第6話

おっさん、仕事へのこだわりを見せる①

「師匠、オレ【土塊】の新しい法則見つけちゃった」


「うん?」


 それはヨルダからの突然の申し出から始まった。

 洋一は話だけでも聞こうと作業の手を止め、弟子の言葉を待つを。


 内訳はこうだ。

 【土塊】とは、魔法によってどこかから土を直接手元に持ってくる転送系の技術ではないかと考えたヨルダ。
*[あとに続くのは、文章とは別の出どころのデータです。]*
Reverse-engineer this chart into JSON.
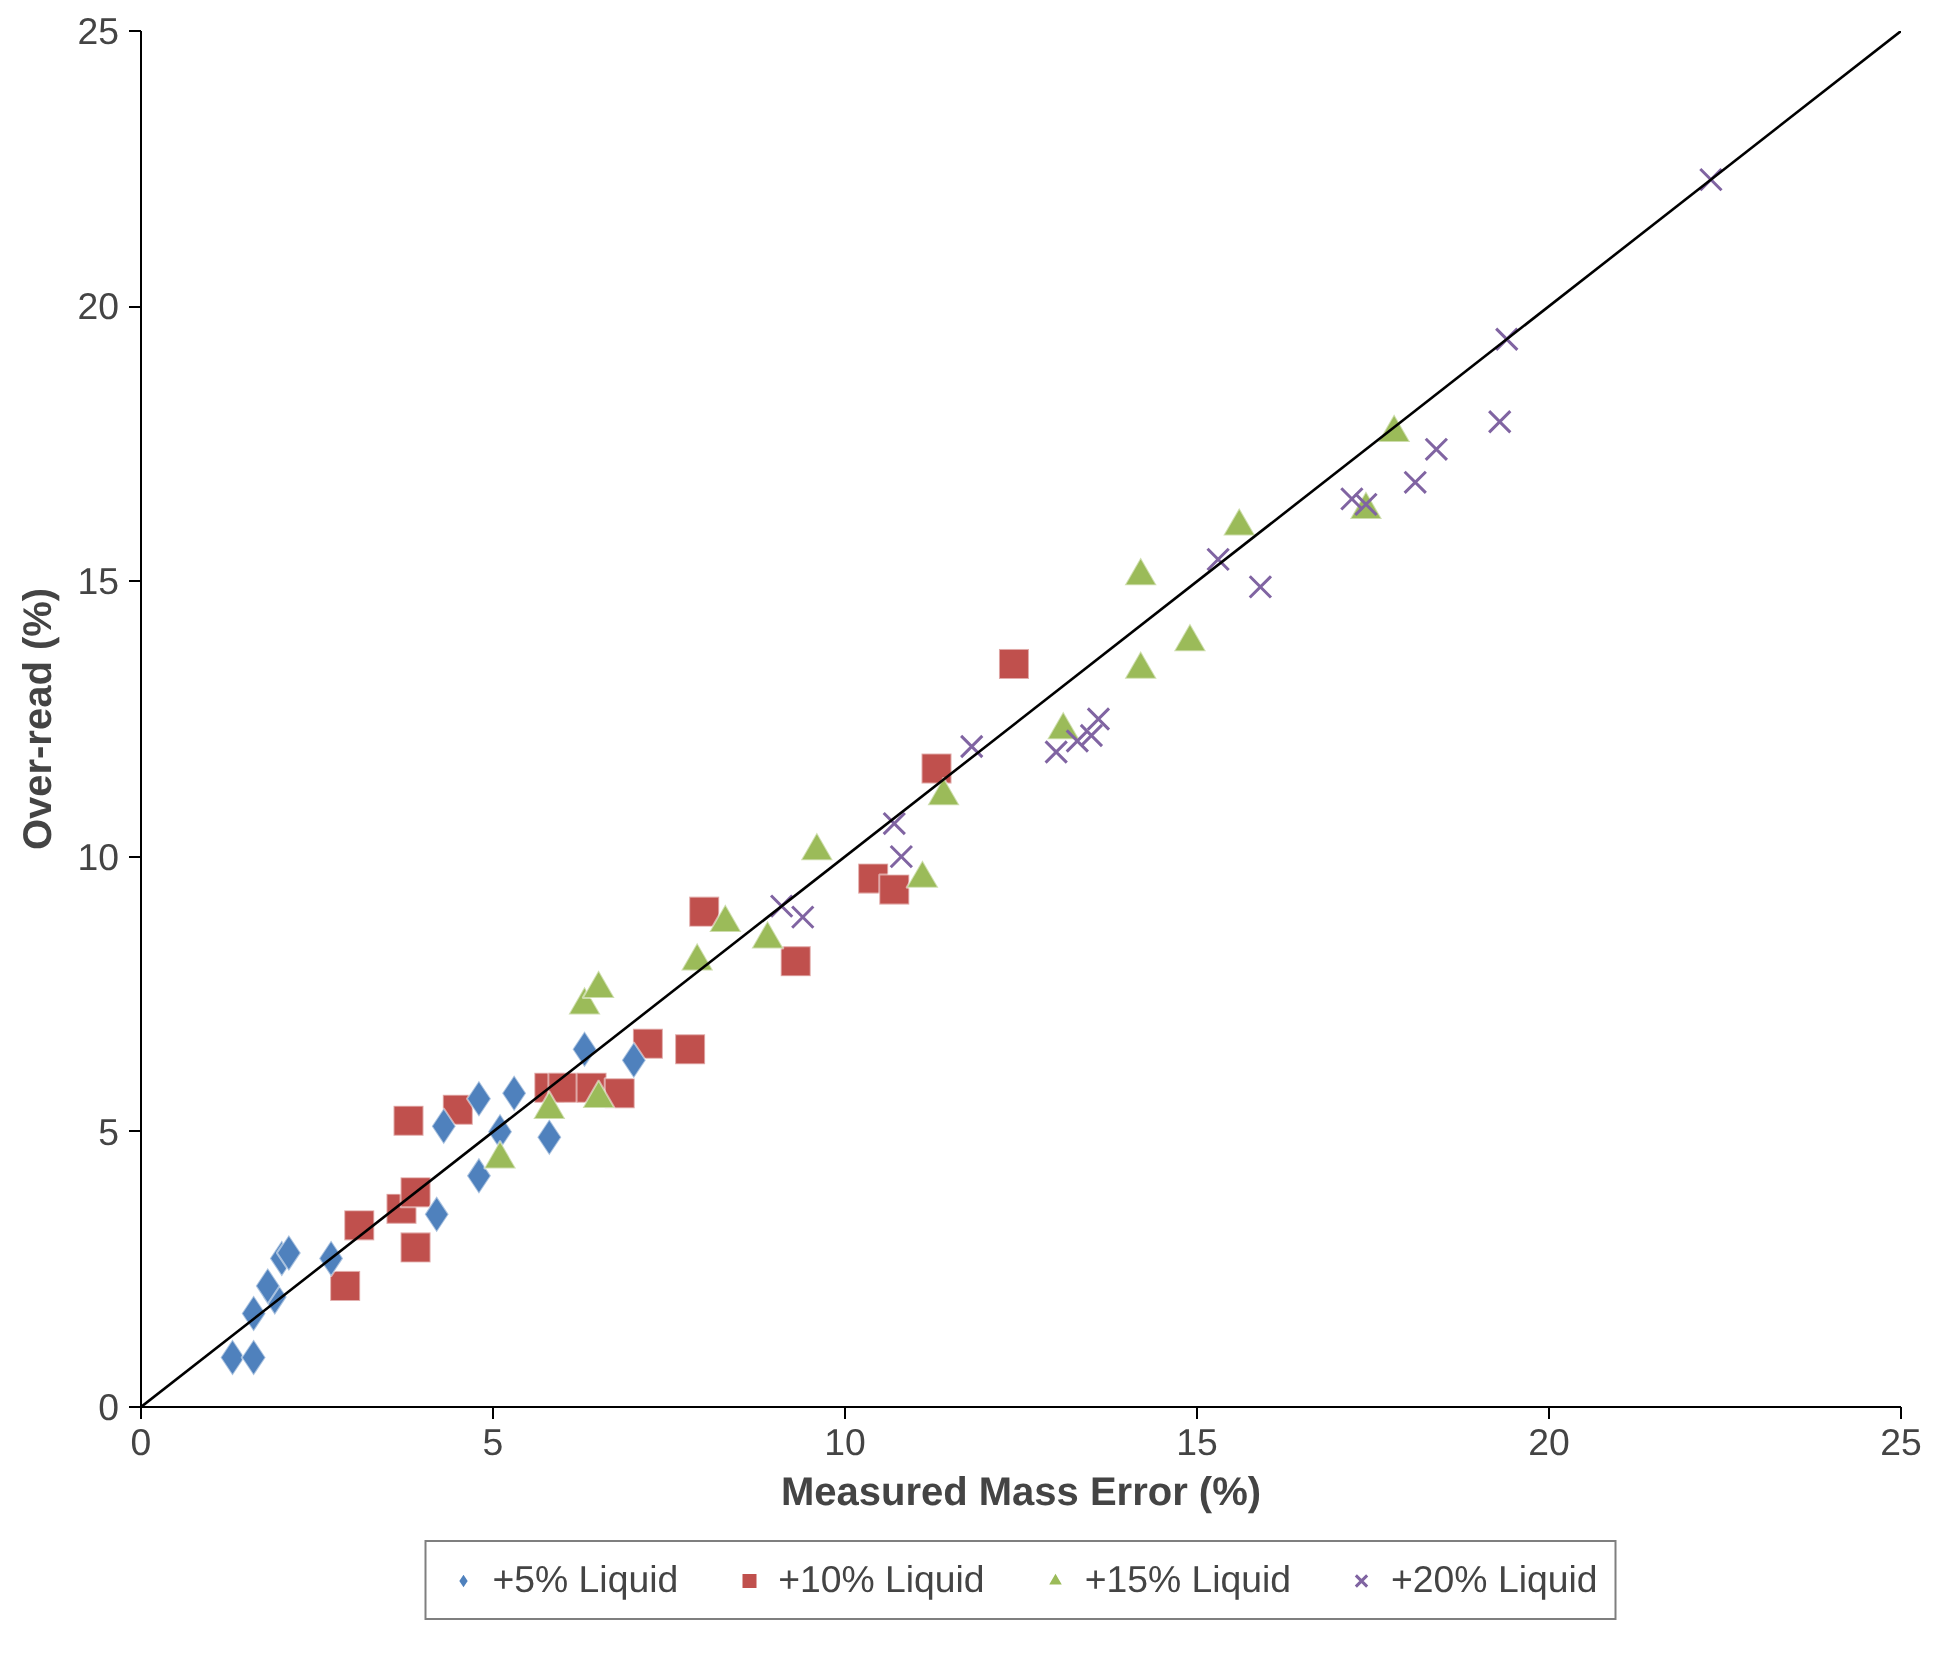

 かつて洋一と共に暮らした魔法使いのヨッちゃんが言っていた。

 魔法とはイメージである。

 それをヨルダにも教えたことで新しい見解を得たのがこちらだ。


 ヨルダは手をかざした場所に、イメージを練り込んだ新しい魔法【土塊Ⅱ】を使用。


 するとその場にあった土が捲れ上がって、ヨルダの手元に収まった。

 術を解けば土はドサドサとその場に落ちた。

 まるで掘り起こした形だ。


 得意気に胸を張る弟子に、洋一はなんて答えていいものかと思考を張り巡らせる。そこでその技術を活かせる仕事を紹介する。

 土いじりといえば畑だ。


「畑でも作るか?」


 そう、それ! と言わんばかりにヨルダは洋一の答えを待っていた。


 【土塊Ⅱ】で土を掘り起こす。

 水は【水球】でいいだろう。

 ただ、問題は何を育てるかである。


「オレ、いつも師匠が使ってるスパイスがいいと思うんだ」


「この果実か?」


 服を作る時に見つけた果実だ。

 口の中でピリリと痺れを起こすが、別に毒ではなく酸味と解釈した洋一はそれでシンプルな味わいのジェミニウルフの肉の味を引き締めている。


 ちょっとした調味料がわりだ。

 肉はただ焼くだけでも美味いが、毎日同じ味だと飽きが来るのも早いため、こうした味変を加えているのだ。


「確かに最近見かけなくなったものなぁ」


「でしょー? オレ一人で探しに行くのも骨だし」


 森の中はジェミニウルフの生息地だ。

 ヨルダが単独で行動するのはもっての外。

 乱暴者の騎士団もうろついている。

 出かける時はいつも洋一と一緒だった。


 でも、自分の能力でそれを増やせるのなら?

 洋一に他のことをしてもらえる。


 滝壺に魚を捕りに行ったり、ジェミニウルフを捕獲してきたりでもいい。

 鈍臭いヨルダだけでは不安なことも、洋一だけなら乗り越えられるだろう。


 特に今暮らしてる場所はヨルダにとっての安全地帯とも言えた。